Thornton’s was sentenced to 15 years for manslaughter and five years for being a felon in possession of a firearm. The sentences will run consecutively, meaning he was ordered to serve a total of 20 years. He was also ordered to spend five years of post-release supervision under MDOC after his release and to pay a total of $8,997.50 in fees.

That amount includes $6,500 in restitution to the Attorney General’s Office’s Victims’ Compensation Fund for Quinn and $70 for Knox. Thornton was convicted of felony malicious mischief in 2018, so he wasn’t allowed to have a gun. He pleaded guilty to doing thousands of dollars’ worth of damage to Beverly Thornton’s 2007 Toyota Camry and was initially accepted into the drug court program, but he was dismissed in December 2018 after leaving the rehab program he was in, Mercy House in Georgetown.

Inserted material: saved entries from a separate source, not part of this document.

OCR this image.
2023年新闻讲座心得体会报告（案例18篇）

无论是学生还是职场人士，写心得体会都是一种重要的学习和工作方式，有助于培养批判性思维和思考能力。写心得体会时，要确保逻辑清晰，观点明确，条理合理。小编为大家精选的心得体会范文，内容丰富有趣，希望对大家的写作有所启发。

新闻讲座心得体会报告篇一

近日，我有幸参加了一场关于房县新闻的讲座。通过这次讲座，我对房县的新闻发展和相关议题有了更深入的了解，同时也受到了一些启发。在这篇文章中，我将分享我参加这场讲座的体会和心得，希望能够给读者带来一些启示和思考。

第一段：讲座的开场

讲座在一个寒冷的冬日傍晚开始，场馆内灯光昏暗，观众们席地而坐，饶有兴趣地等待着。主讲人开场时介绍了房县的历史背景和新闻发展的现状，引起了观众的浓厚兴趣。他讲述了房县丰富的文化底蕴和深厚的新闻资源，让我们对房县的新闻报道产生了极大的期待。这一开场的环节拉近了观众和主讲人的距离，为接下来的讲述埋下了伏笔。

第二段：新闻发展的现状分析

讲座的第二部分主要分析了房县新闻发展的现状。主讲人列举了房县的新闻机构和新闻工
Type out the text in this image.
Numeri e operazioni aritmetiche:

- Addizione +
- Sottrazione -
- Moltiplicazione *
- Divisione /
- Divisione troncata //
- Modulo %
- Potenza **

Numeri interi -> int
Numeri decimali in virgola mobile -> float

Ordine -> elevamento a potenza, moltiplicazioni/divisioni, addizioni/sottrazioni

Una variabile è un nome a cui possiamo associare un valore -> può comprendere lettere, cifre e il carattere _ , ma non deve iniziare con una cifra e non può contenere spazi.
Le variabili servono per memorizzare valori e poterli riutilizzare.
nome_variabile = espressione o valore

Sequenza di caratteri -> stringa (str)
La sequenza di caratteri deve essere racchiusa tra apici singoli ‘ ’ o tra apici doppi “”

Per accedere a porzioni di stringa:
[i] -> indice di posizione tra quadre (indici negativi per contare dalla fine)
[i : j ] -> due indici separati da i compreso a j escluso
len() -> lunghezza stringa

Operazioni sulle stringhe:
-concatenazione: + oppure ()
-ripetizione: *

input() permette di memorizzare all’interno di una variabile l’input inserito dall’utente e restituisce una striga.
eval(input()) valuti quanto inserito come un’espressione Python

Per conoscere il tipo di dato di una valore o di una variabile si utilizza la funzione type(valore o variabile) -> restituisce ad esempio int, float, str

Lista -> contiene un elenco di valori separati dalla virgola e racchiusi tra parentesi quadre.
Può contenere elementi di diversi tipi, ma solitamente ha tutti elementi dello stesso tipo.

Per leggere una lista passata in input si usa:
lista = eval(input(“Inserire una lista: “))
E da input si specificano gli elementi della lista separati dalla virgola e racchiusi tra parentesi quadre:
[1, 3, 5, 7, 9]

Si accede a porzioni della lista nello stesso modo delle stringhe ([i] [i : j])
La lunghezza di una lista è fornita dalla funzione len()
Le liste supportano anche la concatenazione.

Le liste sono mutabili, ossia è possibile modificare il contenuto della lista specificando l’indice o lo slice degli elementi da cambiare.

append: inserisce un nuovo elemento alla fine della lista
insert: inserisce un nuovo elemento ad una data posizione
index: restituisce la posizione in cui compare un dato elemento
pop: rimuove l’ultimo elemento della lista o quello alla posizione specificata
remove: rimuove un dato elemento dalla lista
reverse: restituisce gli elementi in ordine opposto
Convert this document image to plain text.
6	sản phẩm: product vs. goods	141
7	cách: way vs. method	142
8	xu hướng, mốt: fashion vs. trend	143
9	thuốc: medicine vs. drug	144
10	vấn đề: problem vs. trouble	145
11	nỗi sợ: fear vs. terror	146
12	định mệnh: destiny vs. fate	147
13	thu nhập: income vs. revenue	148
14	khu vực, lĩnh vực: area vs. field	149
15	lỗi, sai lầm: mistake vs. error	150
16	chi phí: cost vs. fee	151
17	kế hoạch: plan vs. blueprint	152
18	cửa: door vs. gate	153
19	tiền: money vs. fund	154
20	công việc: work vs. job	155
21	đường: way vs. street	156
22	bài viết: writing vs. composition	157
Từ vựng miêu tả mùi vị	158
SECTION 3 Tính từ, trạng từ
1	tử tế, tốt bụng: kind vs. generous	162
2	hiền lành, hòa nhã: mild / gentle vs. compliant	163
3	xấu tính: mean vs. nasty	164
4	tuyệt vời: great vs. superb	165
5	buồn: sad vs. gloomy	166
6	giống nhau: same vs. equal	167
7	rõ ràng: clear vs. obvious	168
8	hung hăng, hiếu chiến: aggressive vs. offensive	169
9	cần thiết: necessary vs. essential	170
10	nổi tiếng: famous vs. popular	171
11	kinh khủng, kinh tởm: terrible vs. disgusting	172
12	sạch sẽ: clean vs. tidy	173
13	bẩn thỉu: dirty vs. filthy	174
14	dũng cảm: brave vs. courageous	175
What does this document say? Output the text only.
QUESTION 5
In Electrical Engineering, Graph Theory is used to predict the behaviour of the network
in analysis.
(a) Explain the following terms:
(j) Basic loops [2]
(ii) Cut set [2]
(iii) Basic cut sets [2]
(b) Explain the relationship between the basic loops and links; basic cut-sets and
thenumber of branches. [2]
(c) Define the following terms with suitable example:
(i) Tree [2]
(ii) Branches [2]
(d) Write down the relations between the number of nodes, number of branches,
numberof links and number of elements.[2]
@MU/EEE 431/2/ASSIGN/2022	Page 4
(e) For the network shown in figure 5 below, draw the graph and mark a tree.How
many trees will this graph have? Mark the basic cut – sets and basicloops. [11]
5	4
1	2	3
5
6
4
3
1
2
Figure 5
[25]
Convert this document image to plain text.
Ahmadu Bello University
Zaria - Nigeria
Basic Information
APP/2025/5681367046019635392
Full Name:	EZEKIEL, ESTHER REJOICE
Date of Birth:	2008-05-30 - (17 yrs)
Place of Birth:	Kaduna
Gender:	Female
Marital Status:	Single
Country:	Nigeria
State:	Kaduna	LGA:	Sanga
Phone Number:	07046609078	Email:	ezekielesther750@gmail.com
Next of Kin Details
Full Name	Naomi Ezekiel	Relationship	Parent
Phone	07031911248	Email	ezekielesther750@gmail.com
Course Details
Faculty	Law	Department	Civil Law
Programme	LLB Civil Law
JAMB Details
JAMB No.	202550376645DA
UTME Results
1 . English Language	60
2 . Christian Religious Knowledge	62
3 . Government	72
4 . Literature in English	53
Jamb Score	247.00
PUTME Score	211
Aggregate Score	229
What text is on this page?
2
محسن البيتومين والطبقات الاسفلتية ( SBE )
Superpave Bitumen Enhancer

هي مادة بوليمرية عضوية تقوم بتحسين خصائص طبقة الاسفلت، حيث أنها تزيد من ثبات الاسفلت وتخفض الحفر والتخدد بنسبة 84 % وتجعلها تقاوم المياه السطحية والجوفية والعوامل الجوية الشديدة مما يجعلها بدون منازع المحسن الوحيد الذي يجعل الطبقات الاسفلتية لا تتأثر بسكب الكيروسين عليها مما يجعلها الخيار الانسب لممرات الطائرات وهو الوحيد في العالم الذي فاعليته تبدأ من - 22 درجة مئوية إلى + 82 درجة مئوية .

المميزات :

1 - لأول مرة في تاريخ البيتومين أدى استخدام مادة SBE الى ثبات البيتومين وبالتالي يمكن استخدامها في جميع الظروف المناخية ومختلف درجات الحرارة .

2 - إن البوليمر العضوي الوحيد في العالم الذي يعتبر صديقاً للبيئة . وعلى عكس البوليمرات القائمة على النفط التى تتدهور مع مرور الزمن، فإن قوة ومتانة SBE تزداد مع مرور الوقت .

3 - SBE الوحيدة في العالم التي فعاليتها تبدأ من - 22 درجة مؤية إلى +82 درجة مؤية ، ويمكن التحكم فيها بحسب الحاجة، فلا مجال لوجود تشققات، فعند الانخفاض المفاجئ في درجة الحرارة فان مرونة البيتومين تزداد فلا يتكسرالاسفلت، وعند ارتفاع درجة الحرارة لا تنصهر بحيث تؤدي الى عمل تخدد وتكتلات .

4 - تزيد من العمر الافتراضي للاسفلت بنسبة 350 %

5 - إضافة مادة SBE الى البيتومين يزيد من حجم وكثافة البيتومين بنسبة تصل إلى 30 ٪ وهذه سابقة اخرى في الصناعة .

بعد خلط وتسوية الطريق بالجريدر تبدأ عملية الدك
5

Thornton testified at the time that he left because he was not allowed to take medication he had been prescribed for “night terrors” that were the result of his service in the U.S. Army.

Judge Dal Williamson sent him to prison for the three years that had been suspended from his original sentence and ordered him to undergo MDOC’s long-term alcohol and drug treatment. Landrum was ordered to spend four years on post-release supervision after her release and pay $1,677 in fees.

Both defendants were ordered to participate in the court’s community service program after they’re released. Public defenders Patrick Pacific and Cruz Gray represented Thornton and public defender Matt Sherman represented Landrum.

It was the first murder case for Sumrall since she was hired as Assistant District Attorney to replace her retired father, longtime prosecutor Dennis Bisnette.